Initial reaction to Olsen's take on Slide It In was, to put it mildly, mixed. "When it came back, the production cassette, Cozy and I listened to it together. He was so angry," Coverdale says. "He pulled it out of the cassette player, threw it against the wall and stamped on it. That's the U.S. mix."

Despite the reaction, Coverdale understood quickly that it was the right move for the album — and Whitesnake's career as a whole.

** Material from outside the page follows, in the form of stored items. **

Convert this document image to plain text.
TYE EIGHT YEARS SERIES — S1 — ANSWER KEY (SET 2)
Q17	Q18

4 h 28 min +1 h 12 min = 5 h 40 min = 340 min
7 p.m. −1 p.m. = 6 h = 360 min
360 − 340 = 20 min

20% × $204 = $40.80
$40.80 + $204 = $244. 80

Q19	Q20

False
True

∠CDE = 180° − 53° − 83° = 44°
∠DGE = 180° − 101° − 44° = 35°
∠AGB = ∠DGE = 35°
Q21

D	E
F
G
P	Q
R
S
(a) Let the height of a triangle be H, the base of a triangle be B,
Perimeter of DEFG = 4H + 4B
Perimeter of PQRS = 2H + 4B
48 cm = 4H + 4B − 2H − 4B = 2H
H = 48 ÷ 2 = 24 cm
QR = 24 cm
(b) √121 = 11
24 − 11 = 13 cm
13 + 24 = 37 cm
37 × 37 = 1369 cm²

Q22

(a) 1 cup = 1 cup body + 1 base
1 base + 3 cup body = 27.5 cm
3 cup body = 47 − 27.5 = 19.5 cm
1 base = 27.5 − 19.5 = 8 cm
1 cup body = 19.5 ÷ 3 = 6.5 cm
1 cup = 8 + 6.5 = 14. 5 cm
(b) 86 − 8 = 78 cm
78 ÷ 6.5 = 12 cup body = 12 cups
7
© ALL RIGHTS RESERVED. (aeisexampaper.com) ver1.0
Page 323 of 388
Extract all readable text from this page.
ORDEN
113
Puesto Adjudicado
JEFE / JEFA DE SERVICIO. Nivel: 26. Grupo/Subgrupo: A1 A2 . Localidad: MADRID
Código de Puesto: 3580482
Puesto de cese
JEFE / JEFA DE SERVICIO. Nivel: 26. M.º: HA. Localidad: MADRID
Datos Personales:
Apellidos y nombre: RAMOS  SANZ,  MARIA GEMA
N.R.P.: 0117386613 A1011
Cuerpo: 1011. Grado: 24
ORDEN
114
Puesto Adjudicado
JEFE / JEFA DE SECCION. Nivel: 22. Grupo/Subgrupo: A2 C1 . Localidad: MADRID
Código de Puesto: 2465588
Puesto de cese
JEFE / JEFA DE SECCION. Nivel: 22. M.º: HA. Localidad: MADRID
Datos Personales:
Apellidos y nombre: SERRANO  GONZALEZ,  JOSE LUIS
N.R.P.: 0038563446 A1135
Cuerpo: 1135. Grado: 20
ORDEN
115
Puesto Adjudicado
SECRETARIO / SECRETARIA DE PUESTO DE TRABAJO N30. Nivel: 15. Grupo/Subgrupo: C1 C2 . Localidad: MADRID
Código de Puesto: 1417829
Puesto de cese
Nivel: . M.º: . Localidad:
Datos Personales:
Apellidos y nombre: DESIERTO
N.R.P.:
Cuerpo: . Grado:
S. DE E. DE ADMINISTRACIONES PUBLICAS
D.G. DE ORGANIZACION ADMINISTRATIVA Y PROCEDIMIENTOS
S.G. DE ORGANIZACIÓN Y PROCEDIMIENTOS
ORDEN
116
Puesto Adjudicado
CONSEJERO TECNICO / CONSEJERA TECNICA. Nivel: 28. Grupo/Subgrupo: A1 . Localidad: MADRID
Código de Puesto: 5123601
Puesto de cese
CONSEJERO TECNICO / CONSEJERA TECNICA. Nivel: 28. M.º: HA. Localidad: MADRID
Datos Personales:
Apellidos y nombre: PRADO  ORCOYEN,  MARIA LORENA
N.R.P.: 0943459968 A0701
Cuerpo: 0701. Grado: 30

"And then of course, [Slide It In] goes through the fucking roof," Coverdale notes. "Cozy and I are driving somewhere with FM rock radio on, and we hear 'Slow An' Easy' and 'Love Ain't No Stranger,' and the amazing compression that American FM radio brings to the party. And we looked at each other and went, 'Fuck, they're right. We can teach an old snake new tricks.'

"And that was the beginning of relearning and rethinking, and not bloody-mindedly saying, 'Well, I'm doing this right.' Because my older work sounded distinctly muddy on American FM radio. The mastering of both the U.K. and the American Slide It In mix weren't really thrilling to me, but I can't contest the fact that they were really successful. And that album set us up for the ridiculous success we had with the '87 [self-titled] album. We were already radio darlings. Then as we released the videos for it, MTV was there, and suddenly we became MTV darlings. It was just madness for four years, utter madness. It was an express train that I couldn't get off."